There are a bunch of possible areas to circle or ignore when making an ML-capable database of some sort. In rough order of data complexity:

1. Embeddings (context-free vectors, just an ID and the vector)

2. Metadata + Embedding (source data, JSON)

3. Binary Data + Metadata + Embedding (add documents)

Then there are tooling questions: in this matrix you'd want to decide if you're going to allow inference, and if so, will it be arbitrary, service-based, etc. against the documents, and if so, how will you store the results?

I'm curious how you're thinking about the design space. The embedding-only route is conceptually appealing because it's simple. In a larger engineering project, there's a tension between "where do I keep all this data," "how do I process and reprocess all this data", and "where do I keep the results of all the processing", and to me there aren't clear bright-line architectures that seem "best of".

Put another way, 15 years ago, we went memcached -> redis 1 -> redis (whatever it is now), and at the same time, we went mysql/postgres/oracle -> nosql json stores; today all of these have relatively well-defined use cases, (and for most of them sqlite is the best choice, obviously).

How are you seeing the ML db scene playing out, and where do you think the sqlite of this space will land on architecture?

1 comments

Thank you for the insightful topic! By reading the question itself drive me think a lot.

For the database perspective, instead of dividing the table schema into 3 parts: id, metadata, embedding, we designed in a way closer to SQL, treat vector as another data type, and let user to define any number of fields in a table. ID is just an annotation of a field (composite key might be overkilling for now). There will be another debate on whether schemaful or schemaless is the right approach, we can leave it here for now

With this foundation, we already covers 1 and 2. And in our roadmap we also plan to cover 3, with multi-modal data type support.

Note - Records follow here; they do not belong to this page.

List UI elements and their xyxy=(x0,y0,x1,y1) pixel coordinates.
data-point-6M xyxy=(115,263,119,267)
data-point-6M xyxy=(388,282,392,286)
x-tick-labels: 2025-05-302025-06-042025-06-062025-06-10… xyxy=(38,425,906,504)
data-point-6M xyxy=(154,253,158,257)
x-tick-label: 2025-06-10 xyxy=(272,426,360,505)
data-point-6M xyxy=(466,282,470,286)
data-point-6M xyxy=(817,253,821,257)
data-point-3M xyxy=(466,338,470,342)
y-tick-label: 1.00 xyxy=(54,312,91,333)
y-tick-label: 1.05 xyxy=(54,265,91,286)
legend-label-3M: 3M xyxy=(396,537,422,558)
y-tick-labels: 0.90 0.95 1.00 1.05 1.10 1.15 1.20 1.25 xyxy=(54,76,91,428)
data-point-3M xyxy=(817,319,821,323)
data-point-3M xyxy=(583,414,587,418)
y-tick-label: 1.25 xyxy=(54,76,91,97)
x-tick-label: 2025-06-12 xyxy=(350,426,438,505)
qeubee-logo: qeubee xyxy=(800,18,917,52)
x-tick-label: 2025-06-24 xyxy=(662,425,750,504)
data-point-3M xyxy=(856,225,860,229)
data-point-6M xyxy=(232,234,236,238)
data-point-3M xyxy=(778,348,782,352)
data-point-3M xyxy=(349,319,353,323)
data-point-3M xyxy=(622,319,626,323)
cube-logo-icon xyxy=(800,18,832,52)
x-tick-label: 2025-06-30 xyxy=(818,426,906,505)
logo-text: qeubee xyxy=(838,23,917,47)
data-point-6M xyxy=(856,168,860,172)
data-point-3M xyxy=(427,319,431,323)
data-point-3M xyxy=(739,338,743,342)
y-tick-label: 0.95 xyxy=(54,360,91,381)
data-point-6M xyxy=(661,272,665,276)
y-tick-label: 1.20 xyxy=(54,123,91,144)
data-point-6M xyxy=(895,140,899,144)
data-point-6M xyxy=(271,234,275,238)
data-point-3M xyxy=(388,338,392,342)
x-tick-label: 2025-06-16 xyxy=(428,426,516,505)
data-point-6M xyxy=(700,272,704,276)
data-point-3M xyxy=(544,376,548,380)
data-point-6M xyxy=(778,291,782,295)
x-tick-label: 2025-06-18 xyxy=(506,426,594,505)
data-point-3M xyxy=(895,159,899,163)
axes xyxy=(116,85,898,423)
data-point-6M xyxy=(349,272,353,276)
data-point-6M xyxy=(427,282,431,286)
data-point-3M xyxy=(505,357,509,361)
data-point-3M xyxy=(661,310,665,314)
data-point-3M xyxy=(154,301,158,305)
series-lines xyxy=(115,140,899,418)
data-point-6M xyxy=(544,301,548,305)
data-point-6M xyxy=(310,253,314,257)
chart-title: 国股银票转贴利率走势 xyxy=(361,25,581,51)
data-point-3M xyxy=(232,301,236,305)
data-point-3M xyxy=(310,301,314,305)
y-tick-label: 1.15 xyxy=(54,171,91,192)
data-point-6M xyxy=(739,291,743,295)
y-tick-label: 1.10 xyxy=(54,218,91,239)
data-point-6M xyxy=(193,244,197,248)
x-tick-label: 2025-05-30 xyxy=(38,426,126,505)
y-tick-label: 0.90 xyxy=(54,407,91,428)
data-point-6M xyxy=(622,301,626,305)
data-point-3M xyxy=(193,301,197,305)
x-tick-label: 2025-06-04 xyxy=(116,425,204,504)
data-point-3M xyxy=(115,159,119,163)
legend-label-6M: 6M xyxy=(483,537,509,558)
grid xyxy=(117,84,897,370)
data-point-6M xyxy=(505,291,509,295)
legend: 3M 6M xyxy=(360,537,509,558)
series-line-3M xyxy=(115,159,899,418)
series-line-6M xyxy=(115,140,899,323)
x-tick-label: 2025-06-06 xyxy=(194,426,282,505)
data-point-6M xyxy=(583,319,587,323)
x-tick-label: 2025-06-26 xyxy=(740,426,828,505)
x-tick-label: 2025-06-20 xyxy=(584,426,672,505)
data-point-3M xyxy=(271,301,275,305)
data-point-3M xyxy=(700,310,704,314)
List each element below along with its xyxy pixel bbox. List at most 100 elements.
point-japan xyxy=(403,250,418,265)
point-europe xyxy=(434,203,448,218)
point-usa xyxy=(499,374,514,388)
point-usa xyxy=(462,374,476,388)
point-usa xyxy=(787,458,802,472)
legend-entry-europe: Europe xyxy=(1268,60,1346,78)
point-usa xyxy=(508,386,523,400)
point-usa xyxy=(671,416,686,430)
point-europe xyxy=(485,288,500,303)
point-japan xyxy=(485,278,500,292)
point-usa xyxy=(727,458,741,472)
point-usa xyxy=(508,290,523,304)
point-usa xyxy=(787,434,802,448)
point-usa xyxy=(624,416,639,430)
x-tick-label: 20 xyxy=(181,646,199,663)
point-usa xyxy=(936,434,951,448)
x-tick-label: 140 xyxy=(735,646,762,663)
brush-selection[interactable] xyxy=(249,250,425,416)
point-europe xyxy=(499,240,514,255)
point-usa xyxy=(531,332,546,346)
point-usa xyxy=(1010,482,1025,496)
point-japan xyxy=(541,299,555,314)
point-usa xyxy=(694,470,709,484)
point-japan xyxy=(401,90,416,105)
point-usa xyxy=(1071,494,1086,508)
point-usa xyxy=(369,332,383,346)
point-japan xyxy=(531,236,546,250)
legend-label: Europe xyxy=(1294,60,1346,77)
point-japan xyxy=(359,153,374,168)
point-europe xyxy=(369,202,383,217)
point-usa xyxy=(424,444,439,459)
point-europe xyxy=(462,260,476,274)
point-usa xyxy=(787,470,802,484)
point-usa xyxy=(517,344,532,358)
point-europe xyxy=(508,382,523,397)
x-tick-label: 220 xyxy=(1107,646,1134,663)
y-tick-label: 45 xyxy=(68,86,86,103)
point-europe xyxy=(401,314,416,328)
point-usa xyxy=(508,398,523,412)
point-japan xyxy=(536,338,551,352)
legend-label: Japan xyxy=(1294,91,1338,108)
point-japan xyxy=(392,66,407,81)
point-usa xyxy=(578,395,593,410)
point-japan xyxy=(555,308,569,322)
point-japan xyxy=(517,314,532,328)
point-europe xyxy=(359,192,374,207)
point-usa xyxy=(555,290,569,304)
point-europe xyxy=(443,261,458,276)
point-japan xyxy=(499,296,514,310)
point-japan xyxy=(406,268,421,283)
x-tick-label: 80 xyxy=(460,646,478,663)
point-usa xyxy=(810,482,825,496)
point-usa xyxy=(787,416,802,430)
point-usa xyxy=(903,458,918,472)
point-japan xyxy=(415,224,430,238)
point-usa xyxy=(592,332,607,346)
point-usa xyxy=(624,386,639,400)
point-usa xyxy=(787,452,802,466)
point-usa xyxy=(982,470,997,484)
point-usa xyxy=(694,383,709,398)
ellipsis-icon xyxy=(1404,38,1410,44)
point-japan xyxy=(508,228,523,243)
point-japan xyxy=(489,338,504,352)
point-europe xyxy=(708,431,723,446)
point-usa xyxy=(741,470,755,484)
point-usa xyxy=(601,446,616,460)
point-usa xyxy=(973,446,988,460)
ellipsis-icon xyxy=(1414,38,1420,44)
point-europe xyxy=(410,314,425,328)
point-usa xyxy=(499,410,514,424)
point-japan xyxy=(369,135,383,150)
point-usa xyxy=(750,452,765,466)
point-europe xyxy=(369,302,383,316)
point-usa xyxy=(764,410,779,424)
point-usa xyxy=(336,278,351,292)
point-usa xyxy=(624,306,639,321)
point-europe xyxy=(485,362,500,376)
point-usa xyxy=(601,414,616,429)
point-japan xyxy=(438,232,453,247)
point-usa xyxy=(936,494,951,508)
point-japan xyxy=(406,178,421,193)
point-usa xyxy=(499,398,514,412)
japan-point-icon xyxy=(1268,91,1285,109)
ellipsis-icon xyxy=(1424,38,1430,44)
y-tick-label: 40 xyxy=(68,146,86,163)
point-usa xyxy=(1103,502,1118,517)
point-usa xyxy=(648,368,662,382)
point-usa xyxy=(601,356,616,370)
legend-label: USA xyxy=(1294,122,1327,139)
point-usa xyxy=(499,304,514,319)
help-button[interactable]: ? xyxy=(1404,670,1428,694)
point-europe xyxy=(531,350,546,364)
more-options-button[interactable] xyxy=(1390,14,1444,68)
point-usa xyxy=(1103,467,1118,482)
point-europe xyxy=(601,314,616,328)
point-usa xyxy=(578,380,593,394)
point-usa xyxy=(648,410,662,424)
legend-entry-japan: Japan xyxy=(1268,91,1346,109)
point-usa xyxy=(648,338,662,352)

We think the real big advantage of embedding is on unstructured data (documents, images, video, audio, etc), and storing the embedding of multi-modal data and connect them through semantic relevance will open up big opportunities. And this fits with the table and fields-based design for introducing cross table embedding index on connecting different shape data.

And from the multi-modal data perspective comes the problem where do we store those data? One way is we provide a generic binary data type that let users put anything. Another way which most enterprise will do is integrate us with a larger data warehouse/data lake system. And this opens up the requirement for us on supporting data streaming in/out with kafka connector, spark connector, etc.

And totally agree that SQLite works so well in huge amount of scenarios, now there is DuckDB. We also see some other players like LanceDB taking this approach to be Vector DB space's SQLite. We are also pretty close to announce our Python in-process package support, so docker / a separate server is not a must have anymore.

For inference, this is a broader direction for us for now. We are open to explore this space and see if the serverless architecture on cloud can provide extra efficiency benefit to the market

Thanks for the thoughts. I agree that you're not going to disintermediate existing datalakes, no matter how successful, so integration makes sense.

Every few months I run up into a use case where I'm like "I want to get a whole bunch of data, analyze it, then search for it later with embeddings, and probably keep running different sorts of analysis on it, and store the embeddings of those analyses in a related way." This still feels fairly difficult to do, or at least there aren't canonical "right" architectures yet.

My instinct is if you nail the ml+dev+data ops needs with good architecture and api you could really have something -- good luck!